Regarding different class percentages, first make sure that you have the same number of parameters in a model where you don't have the moderator. For instance, the single-level model has free residual variances whereas the twolevel model holds them equal - so hold them equal in the single-level model too.
Milan R posted on Monday, February 26, 2018 - 11:44 am
Dr. Muthen, Once I switched "int" to be a within-level variable, I could not use it on the between-level. My goal is to test the effect of the moderator (which is a subject/between level variable) on s1 (individual slopes). But since s1 is between-level, I don't know how to write out the effect of int on s1 and where to place this statement to achieve my goal. Thanks again!
on the Between level.

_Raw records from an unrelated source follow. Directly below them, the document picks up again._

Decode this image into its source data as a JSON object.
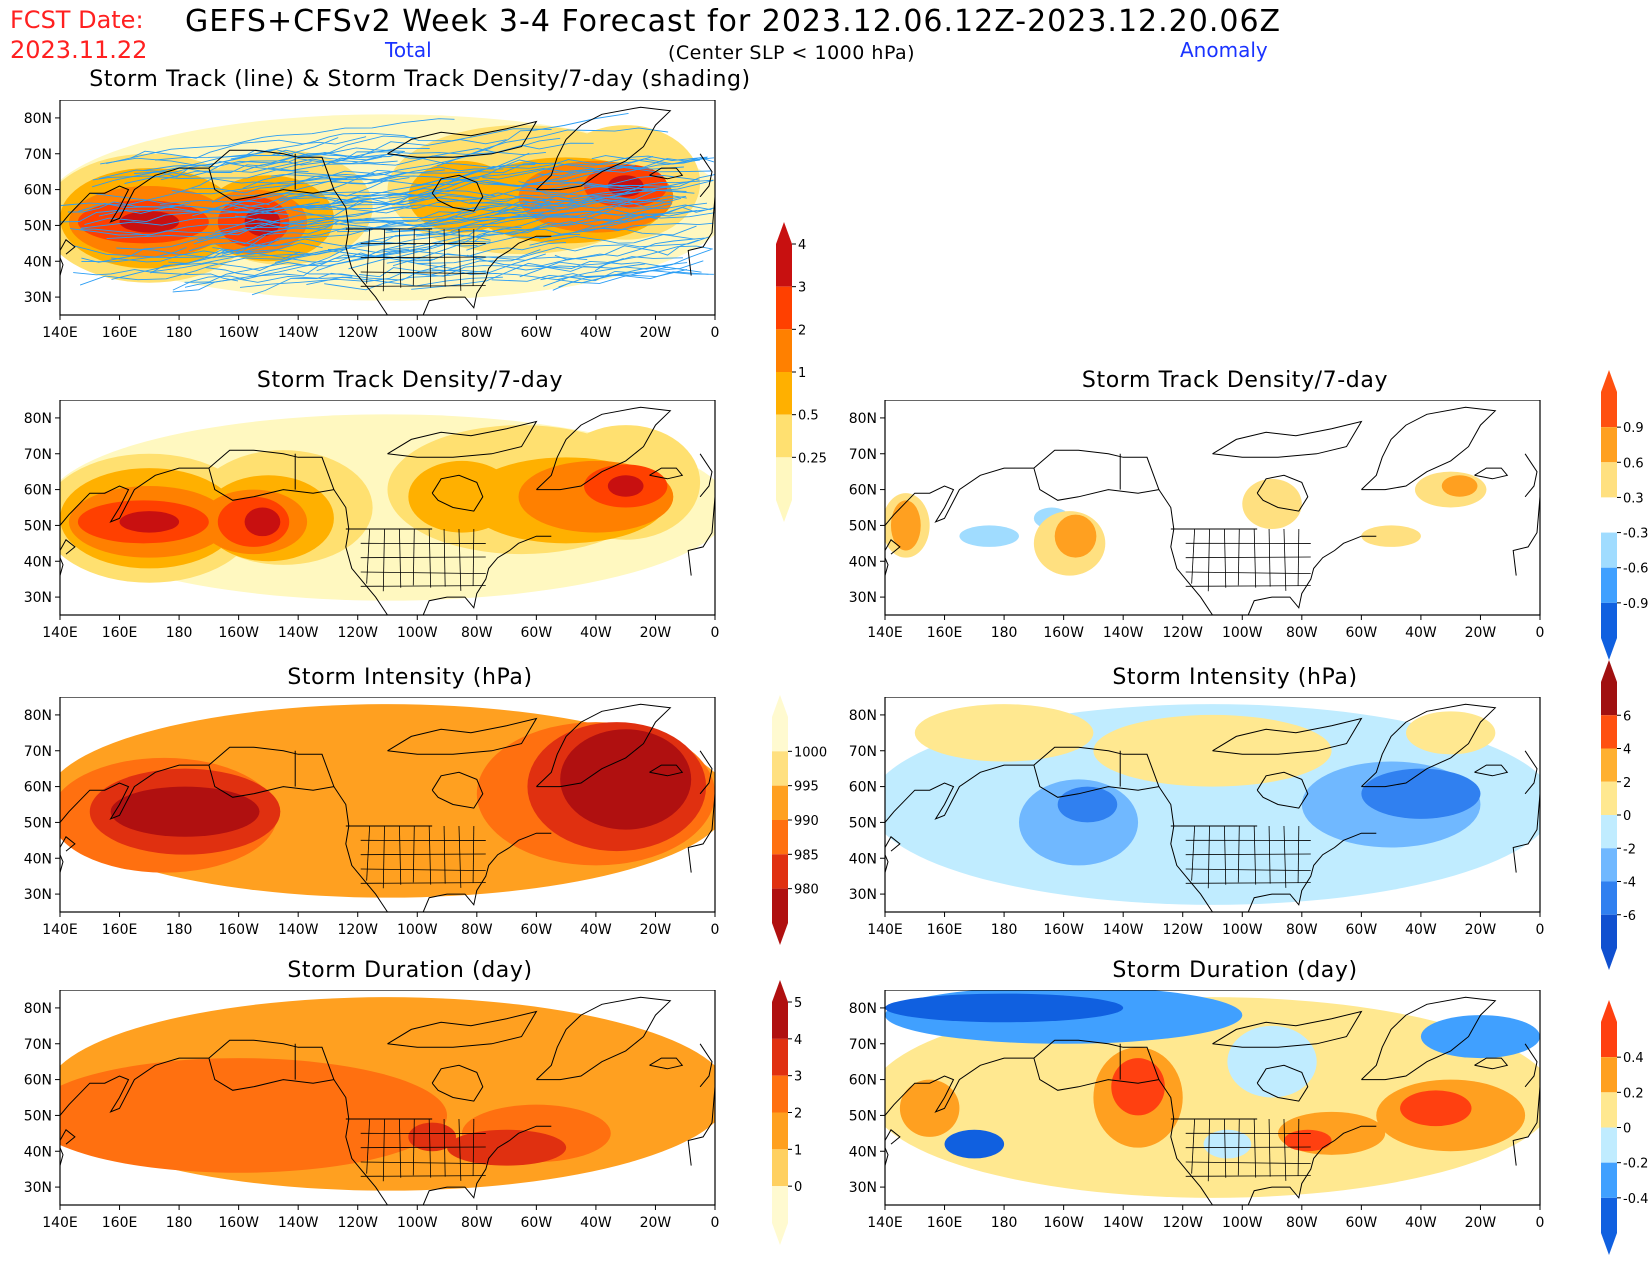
{
  "header": {
    "fcst_label": "FCST Date:",
    "fcst_date": "2023.11.22",
    "main_title": "GEFS+CFSv2 Week 3-4 Forecast for 2023.12.06.12Z-2023.12.20.06Z",
    "total_label": "Total",
    "criterion": "(Center SLP < 1000 hPa)",
    "anomaly_label": "Anomaly"
  },
  "axes": {
    "lat_ticks": [
      "80N",
      "70N",
      "60N",
      "50N",
      "40N",
      "30N"
    ],
    "lon_ticks": [
      "140E",
      "160E",
      "180",
      "160W",
      "140W",
      "120W",
      "100W",
      "80W",
      "60W",
      "40W",
      "20W",
      "0"
    ]
  },
  "panels": {
    "track": {
      "title": "Storm Track (line) & Storm Track Density/7-day (shading)"
    },
    "density_total": {
      "title": "Storm Track Density/7-day"
    },
    "density_anom": {
      "title": "Storm Track Density/7-day"
    },
    "intensity_total": {
      "title": "Storm Intensity (hPa)"
    },
    "intensity_anom": {
      "title": "Storm Intensity (hPa)"
    },
    "duration_total": {
      "title": "Storm Duration (day)"
    },
    "duration_anom": {
      "title": "Storm Duration (day)"
    }
  },
  "colorbars": {
    "density": {
      "labels": [
        "0.25",
        "0.5",
        "1",
        "2",
        "3",
        "4"
      ],
      "colors": [
        "#fff8c0",
        "#ffe070",
        "#ffb000",
        "#ff8000",
        "#ff4000",
        "#c81010"
      ]
    },
    "density_anom": {
      "labels": [
        "-0.9",
        "-0.6",
        "-0.3",
        "0.3",
        "0.6",
        "0.9"
      ],
      "colors": [
        "#1060e0",
        "#40a0ff",
        "#a0dcff",
        "#ffffff",
        "#ffe080",
        "#ffa020",
        "#ff5010"
      ]
    },
    "intensity": {
      "labels": [
        "980",
        "985",
        "990",
        "995",
        "1000"
      ],
      "colors": [
        "#b01010",
        "#e03010",
        "#ff7010",
        "#ffa020",
        "#ffe080",
        "#fffad0"
      ]
    },
    "intensity_anom": {
      "labels": [
        "-6",
        "-4",
        "-2",
        "0",
        "2",
        "4",
        "6"
      ],
      "colors": [
        "#1050d0",
        "#3080f0",
        "#70b8ff",
        "#c0ecff",
        "#ffe890",
        "#ffb030",
        "#ff5010",
        "#a01010"
      ]
    },
    "duration": {
      "labels": [
        "0",
        "1",
        "2",
        "3",
        "4",
        "5"
      ],
      "colors": [
        "#fffad0",
        "#ffd060",
        "#ffa020",
        "#ff7010",
        "#e03010",
        "#b01010"
      ]
    },
    "duration_anom": {
      "labels": [
        "-0.4",
        "-0.2",
        "0",
        "0.2",
        "0.4"
      ],
      "colors": [
        "#1060e0",
        "#40a0ff",
        "#c0ecff",
        "#ffe890",
        "#ffa020",
        "#ff4010"
      ]
    }
  },
  "colors": {
    "track_line": "#2a9df4",
    "coast": "#000000"
  }
}
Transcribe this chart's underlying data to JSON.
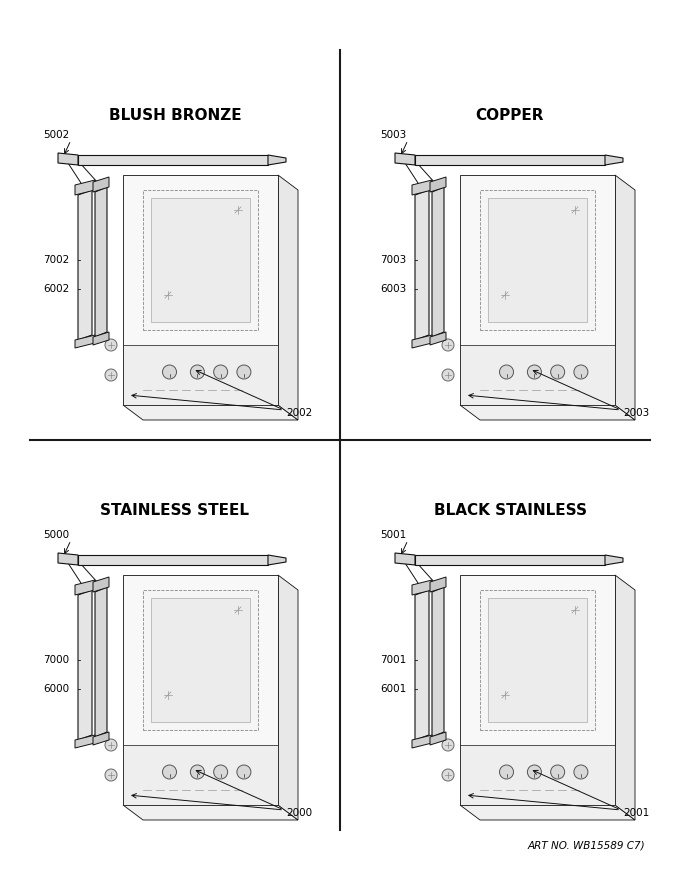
{
  "panels": [
    {
      "title": "BLUSH BRONZE",
      "part_top": "2002",
      "part_left_top": "6002",
      "part_left_mid": "7002",
      "part_bottom": "5002",
      "grid_col": 0,
      "grid_row": 0
    },
    {
      "title": "COPPER",
      "part_top": "2003",
      "part_left_top": "6003",
      "part_left_mid": "7003",
      "part_bottom": "5003",
      "grid_col": 1,
      "grid_row": 0
    },
    {
      "title": "STAINLESS STEEL",
      "part_top": "2000",
      "part_left_top": "6000",
      "part_left_mid": "7000",
      "part_bottom": "5000",
      "grid_col": 0,
      "grid_row": 1
    },
    {
      "title": "BLACK STAINLESS",
      "part_top": "2001",
      "part_left_top": "6001",
      "part_left_mid": "7001",
      "part_bottom": "5001",
      "grid_col": 1,
      "grid_row": 1
    }
  ],
  "footer_text": "ART NO. WB15589 C7)",
  "bg_color": "#ffffff",
  "line_color": "#000000",
  "divider_color": "#1a1a1a",
  "draw_color": "#555555",
  "text_color": "#000000"
}
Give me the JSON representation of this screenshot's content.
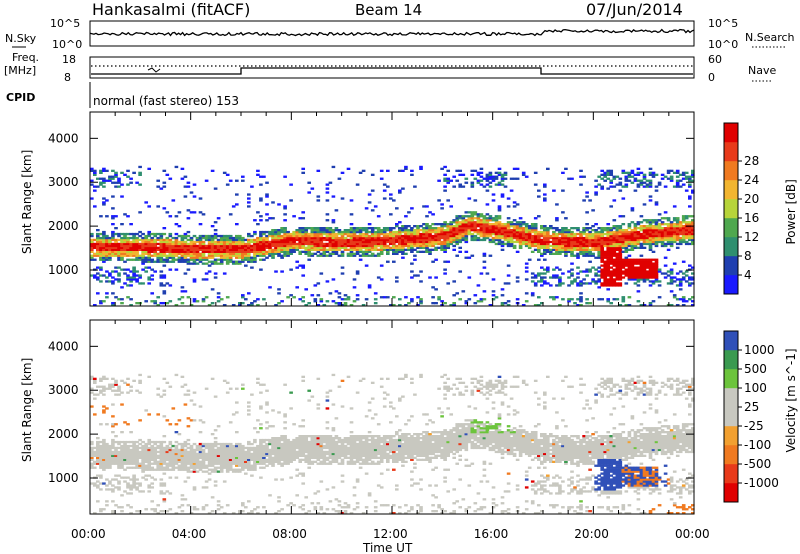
{
  "header": {
    "station": "Hankasalmi (fitACF)",
    "beam": "Beam 14",
    "date": "07/Jun/2014"
  },
  "small_panels": {
    "nsky_label": "N.Sky",
    "nsky_ticks": [
      "10^5",
      "10^0"
    ],
    "nsearch_label": "N.Search",
    "nsearch_ticks": [
      "10^5",
      "10^0"
    ],
    "freq_label_1": "Freq.",
    "freq_label_2": "[MHz]",
    "freq_ticks": [
      "18",
      "8"
    ],
    "nave_label": "Nave",
    "nave_ticks": [
      "60",
      "0"
    ],
    "cpid_label": "CPID",
    "cpid_text": "normal (fast stereo) 153"
  },
  "colors": {
    "power_scale": [
      "#1a1aff",
      "#1f3fb0",
      "#2f8f6f",
      "#4fa84f",
      "#b7d43a",
      "#f2b530",
      "#f07a20",
      "#e83a1a",
      "#e00000"
    ],
    "velocity_scale": [
      "#e00000",
      "#e83a1a",
      "#f07a20",
      "#f2a030",
      "#c8c8c0",
      "#c8c8c0",
      "#6cc43c",
      "#3a9a50",
      "#3050b8"
    ],
    "ground_scatter": "#c8c8c0"
  },
  "chart_data": [
    {
      "type": "heatmap",
      "name": "power",
      "xlabel": "Time UT",
      "ylabel": "Slant Range [km]",
      "colorbar_label": "Power [dB]",
      "colorbar_ticks": [
        "4",
        "8",
        "12",
        "16",
        "20",
        "24",
        "28"
      ],
      "x_ticks": [
        "00:00",
        "04:00",
        "08:00",
        "12:00",
        "16:00",
        "20:00",
        "00:00"
      ],
      "y_ticks": [
        "1000",
        "2000",
        "3000",
        "4000"
      ],
      "xlim": [
        0,
        24
      ],
      "ylim": [
        180,
        4600
      ],
      "band_center_km": [
        [
          0,
          1500
        ],
        [
          2,
          1500
        ],
        [
          4,
          1450
        ],
        [
          6,
          1450
        ],
        [
          8,
          1650
        ],
        [
          10,
          1600
        ],
        [
          12,
          1650
        ],
        [
          14,
          1750
        ],
        [
          15,
          2000
        ],
        [
          16,
          1900
        ],
        [
          18,
          1650
        ],
        [
          20,
          1600
        ],
        [
          22,
          1800
        ],
        [
          24,
          1900
        ]
      ]
    },
    {
      "type": "heatmap",
      "name": "velocity",
      "xlabel": "Time UT",
      "ylabel": "Slant Range [km]",
      "colorbar_label": "Velocity [m s^-1]",
      "colorbar_ticks": [
        "-1000",
        "-500",
        "-100",
        "-25",
        "25",
        "100",
        "500",
        "1000"
      ],
      "x_ticks": [
        "00:00",
        "04:00",
        "08:00",
        "12:00",
        "16:00",
        "20:00",
        "00:00"
      ],
      "y_ticks": [
        "1000",
        "2000",
        "3000",
        "4000"
      ],
      "xlim": [
        0,
        24
      ],
      "ylim": [
        180,
        4600
      ]
    }
  ]
}
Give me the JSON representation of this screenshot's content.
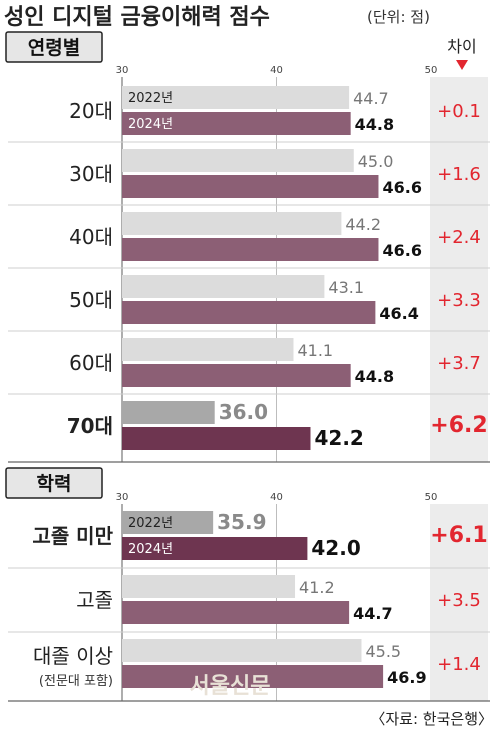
{
  "title": "성인 디지털 금융이해력 점수",
  "unit": "(단위: 점)",
  "diff_header": "차이",
  "source": "〈자료: 한국은행〉",
  "watermark": "서울신문",
  "colors": {
    "bar_2022": "#dcdcdc",
    "bar_2024": "#8c5f75",
    "bar_2022_highlight": "#a8a8a8",
    "bar_2024_highlight": "#6e3550",
    "diff_text": "#e2262f",
    "diff_panel": "#ececec",
    "section_label_bg": "#e6e6e6",
    "grid": "#bdbdbd"
  },
  "chart_data": [
    {
      "type": "bar",
      "orientation": "horizontal",
      "section_label": "연령별",
      "xlim": [
        30,
        50
      ],
      "ticks": [
        "30",
        "40",
        "50"
      ],
      "categories": [
        "20대",
        "30대",
        "40대",
        "50대",
        "60대",
        "70대"
      ],
      "highlight": "70대",
      "series": [
        {
          "name": "2022년",
          "values": [
            44.7,
            45.0,
            44.2,
            43.1,
            41.1,
            36.0
          ],
          "labels": [
            "44.7",
            "45.0",
            "44.2",
            "43.1",
            "41.1",
            "36.0"
          ]
        },
        {
          "name": "2024년",
          "values": [
            44.8,
            46.6,
            46.6,
            46.4,
            44.8,
            42.2
          ],
          "labels": [
            "44.8",
            "46.6",
            "46.6",
            "46.4",
            "44.8",
            "42.2"
          ]
        }
      ],
      "diff": [
        "+0.1",
        "+1.6",
        "+2.4",
        "+3.3",
        "+3.7",
        "+6.2"
      ]
    },
    {
      "type": "bar",
      "orientation": "horizontal",
      "section_label": "학력",
      "xlim": [
        30,
        50
      ],
      "ticks": [
        "30",
        "40",
        "50"
      ],
      "categories": [
        "고졸 미만",
        "고졸",
        "대졸 이상"
      ],
      "category_sublabels": [
        "",
        "",
        "(전문대 포함)"
      ],
      "highlight": "고졸 미만",
      "series": [
        {
          "name": "2022년",
          "values": [
            35.9,
            41.2,
            45.5
          ],
          "labels": [
            "35.9",
            "41.2",
            "45.5"
          ]
        },
        {
          "name": "2024년",
          "values": [
            42.0,
            44.7,
            46.9
          ],
          "labels": [
            "42.0",
            "44.7",
            "46.9"
          ]
        }
      ],
      "diff": [
        "+6.1",
        "+3.5",
        "+1.4"
      ]
    }
  ]
}
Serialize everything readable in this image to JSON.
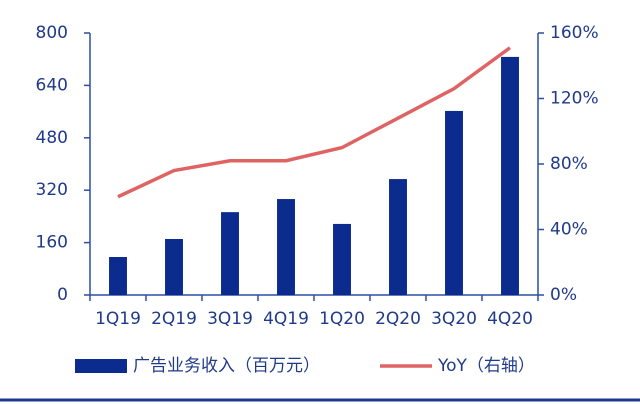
{
  "chart_data": {
    "type": "bar",
    "categories": [
      "1Q19",
      "2Q19",
      "3Q19",
      "4Q19",
      "1Q20",
      "2Q20",
      "3Q20",
      "4Q20"
    ],
    "series": [
      {
        "name": "广告业务收入（百万元）",
        "type": "bar",
        "color": "#0b2b8f",
        "values": [
          116,
          171,
          253,
          293,
          217,
          354,
          562,
          727
        ]
      },
      {
        "name": "YoY（右轴）",
        "type": "line",
        "axis": "y2",
        "color": "#e06363",
        "values": [
          60,
          76,
          82,
          82,
          90,
          108,
          126,
          151
        ]
      }
    ],
    "ylim": [
      0,
      800
    ],
    "yticks": [
      0,
      160,
      320,
      480,
      640,
      800
    ],
    "y2lim": [
      0,
      160
    ],
    "y2ticks": [
      {
        "value": 0,
        "label": "0%"
      },
      {
        "value": 40,
        "label": "40%"
      },
      {
        "value": 80,
        "label": "80%"
      },
      {
        "value": 120,
        "label": "120%"
      },
      {
        "value": 160,
        "label": "160%"
      }
    ],
    "legend": "bottom"
  }
}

This way time and moderator form a cross-level interaction.
Milan R posted on Wednesday, February 28, 2018 - 6:40 am
Thank you, Dr. Muthen! You mentioned earlier that "Regarding different class percentages, first make sure that you have the same number of parameters in a model where you don't have the moderator. " So, to solve the issue of different class memberships in the multilevel context than in the single-level one, I freed up several parameters as follows. But the results were still not consistent with those under the single-level model. Can you help and point out if I missed to free up any other parameters? Thank you so much! ----- CLASSES = c(3); CLUSTER = id; WITHIN=time; BETWEEN= sex moderator c; %WITHIN% %OVERALL% s1| y ON time; %BETWEEN% %OVERALL% c ON sex moderator; %c#1% s1 ON moderator; y; [s1*]; s1*; %c#2% s1 ON moderator; y; [s1*]; s1*; %c#3% s1 ON moderator; y; [s1*]; s1*;
You should focus on restricting the single-level model to match the twolevel. A key difference is that single-level allows residual variances to differ across time points whereas with two-level they are the same - so hold them equal in the single-level run.